US Release Date: 08-07-1960
Directed by: Melville Shavelson
- Clark Gable, as
- Michael Hamilton
- Sophia Loren, as
- Lucia Curcio
- Vittorio De Sica, as
- Mario Vitale
- Marietto Angeletti, as
- Nando Hamilton
- Paolo Carlini, as
- Giovanni Filidoro, as
- Claudio Ermelli as
Clark Gable and Sophia Loren in It Started in Naples.
It Started in Naples was Clark Gable's penultimate movie (The Misfits would be the only one he would make after this) and it is really his swansong as a romantic leading man. Gable began his career playing opposite stars like Greta Garbo and Norma Shearer, he would end it with Sophia Loren and Marilyn Monroe. Yes men were - and still are for that matter - allowed to age much more slowly than women on the big screen.
Gable plays Michael Hamilton a conservative Philadelphia attorney who goes to Italy to settle his bohemian brother's business affairs after his untimely death in a car accident, only to discover that his brother left behind a ten-year-old son. He is at first appalled at the way his nephew is being raised. He lives with his twenty-something aunt (Sophia Loren at her most voluptuous) who sings at a local nightclub. The unsupervised boy stays up all night, smokes cigarettes and doesn't go to school. Later when the aunt is afraid of losing custody she sends him off to school telling him to 'just ask someone where it is'. Of course this being a romantic comedy the ending is never really in doubt. You know the stuffy American and the free-spirited Italian will get together and raise the boy.
The isle of Capri is presented as an exotic, decadent enclave of nonstop parties, with a racially and sexually diverse group of citizens. This provides the perfect setting for romance and culture shock.
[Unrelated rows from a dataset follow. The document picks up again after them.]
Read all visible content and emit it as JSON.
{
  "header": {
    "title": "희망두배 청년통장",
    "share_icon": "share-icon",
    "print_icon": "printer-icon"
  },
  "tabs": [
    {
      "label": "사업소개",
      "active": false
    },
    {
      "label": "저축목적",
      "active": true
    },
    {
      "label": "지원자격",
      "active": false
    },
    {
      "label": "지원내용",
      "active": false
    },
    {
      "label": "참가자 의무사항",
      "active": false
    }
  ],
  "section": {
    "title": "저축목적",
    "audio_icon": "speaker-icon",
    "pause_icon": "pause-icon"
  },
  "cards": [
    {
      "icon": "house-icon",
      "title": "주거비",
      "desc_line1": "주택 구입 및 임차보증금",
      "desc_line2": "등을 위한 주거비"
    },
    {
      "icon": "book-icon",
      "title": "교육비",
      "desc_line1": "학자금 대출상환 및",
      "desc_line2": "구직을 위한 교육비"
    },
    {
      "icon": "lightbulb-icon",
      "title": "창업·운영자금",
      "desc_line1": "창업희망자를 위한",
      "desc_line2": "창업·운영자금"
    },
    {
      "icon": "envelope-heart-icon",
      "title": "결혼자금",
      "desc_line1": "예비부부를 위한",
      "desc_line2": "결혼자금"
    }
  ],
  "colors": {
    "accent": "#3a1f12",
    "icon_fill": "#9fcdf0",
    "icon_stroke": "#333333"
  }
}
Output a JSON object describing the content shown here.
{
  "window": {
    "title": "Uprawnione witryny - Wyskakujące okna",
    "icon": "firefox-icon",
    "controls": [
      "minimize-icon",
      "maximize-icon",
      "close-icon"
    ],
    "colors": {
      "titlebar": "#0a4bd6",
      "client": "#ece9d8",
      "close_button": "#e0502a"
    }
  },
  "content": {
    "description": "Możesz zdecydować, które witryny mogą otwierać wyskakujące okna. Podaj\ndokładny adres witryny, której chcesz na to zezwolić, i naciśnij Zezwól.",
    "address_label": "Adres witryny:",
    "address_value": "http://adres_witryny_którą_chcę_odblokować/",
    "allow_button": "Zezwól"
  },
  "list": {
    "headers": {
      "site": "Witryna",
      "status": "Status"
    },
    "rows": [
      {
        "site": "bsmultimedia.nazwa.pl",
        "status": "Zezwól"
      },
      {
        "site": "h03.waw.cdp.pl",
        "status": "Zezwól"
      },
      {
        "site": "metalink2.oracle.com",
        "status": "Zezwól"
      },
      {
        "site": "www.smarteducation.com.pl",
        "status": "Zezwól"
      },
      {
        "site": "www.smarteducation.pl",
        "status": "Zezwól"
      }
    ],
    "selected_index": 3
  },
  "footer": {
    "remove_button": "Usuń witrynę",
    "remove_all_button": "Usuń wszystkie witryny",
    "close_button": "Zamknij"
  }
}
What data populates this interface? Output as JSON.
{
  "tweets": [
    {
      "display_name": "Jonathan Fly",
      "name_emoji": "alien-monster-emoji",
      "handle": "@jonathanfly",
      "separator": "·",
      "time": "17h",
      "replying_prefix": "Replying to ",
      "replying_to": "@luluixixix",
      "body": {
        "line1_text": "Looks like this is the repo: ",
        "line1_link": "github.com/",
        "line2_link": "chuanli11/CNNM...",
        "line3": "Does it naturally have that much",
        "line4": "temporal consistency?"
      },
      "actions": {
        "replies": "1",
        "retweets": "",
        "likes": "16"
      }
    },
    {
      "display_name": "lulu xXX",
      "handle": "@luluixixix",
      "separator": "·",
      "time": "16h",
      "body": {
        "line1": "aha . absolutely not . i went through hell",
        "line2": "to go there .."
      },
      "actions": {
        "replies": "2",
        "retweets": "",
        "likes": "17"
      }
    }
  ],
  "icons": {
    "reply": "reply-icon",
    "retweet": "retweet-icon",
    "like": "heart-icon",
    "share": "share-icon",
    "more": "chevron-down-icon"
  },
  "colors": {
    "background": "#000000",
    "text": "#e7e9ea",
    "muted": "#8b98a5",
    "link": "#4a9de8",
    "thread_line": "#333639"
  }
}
Sophia does a sexy rendition of 'Americano' wearing just a man's dress shirt and her panties. She also demonstrates a great flair for comedy. Gable is great as always. He exudes a gruff self-confidence, which is one of the sexiest assets a man can have. He also seems like he would have made a wonderful grandfather. Still it is Marietto Angeletti as the precocious Nando Hamilton who easily steals the movie. He delivers most of the pathos and laughs with his exuberant mix of world-weariness and innocence.
The plot may be a bit rusty, but this is still one of my favorite Clark Gable movies. It Started in Naples provides the perfect bookend to It Happened One Night. Long live the King.
Sophia Loren and Clark Gable in It Started in Naples.
This was Gable's last comedy and he delivers many of the laughs. "Your not supposed to be open minded. Your supposed to be my lawyer." He and Loren work wonderfully together, despite the age difference. In real life, she married a man who was 22 years older than her. In one scene, Loren pretends to be very sad, to which Gable remarks sarcastically, "I forgot, who won the Academy Award this year?" Gable's sarcasm works throughout the movie. When Nando shows Gable his home, he proudly says, "It's 200 years old." to which Gable says, "It doesn't look a day over 199."
It Started in Naples is far more than just a light romantic comedy. Gable arrives in Naples in a suit and tie. Once he starts dating Loren, she takes his tie and jacket off and he ends up dressing more casually when around her. Obvious symbolism of her getting him to relax. The final scene of him asking, "Hey, Anybody here help me get this tie off?" Punctuates it perfectly.
Gable's successful lawyer and Loren's night club performer go to court over custody for Nando. Gable has the money and, more importantly, maturity to give Nando many things. Loren has little, other than love, to give Nando. She allows him to smoke, drink, stay out all night and not go to school. After Loren is given custody, Gable says to Loren, a line that would never appear in today's politically correct, single mother driven world , "You've won, but Nando lost." When did our society abandon such basic logic?
It Started in Naples is a great film for many, many reasons. One that I must mention is the scenery. Shot completely on location, it shows the island of Capri as a great place to visit. The scenery and the night life look very enticing, at least they did in 1960. I wonder how they staged some of the crowd scenes. On several occasions, Gable walks through a group of people and many of the extras stare obnoxiously at Gable or directly at the camera. It almost looks as if the people did not know they were making a movie at all.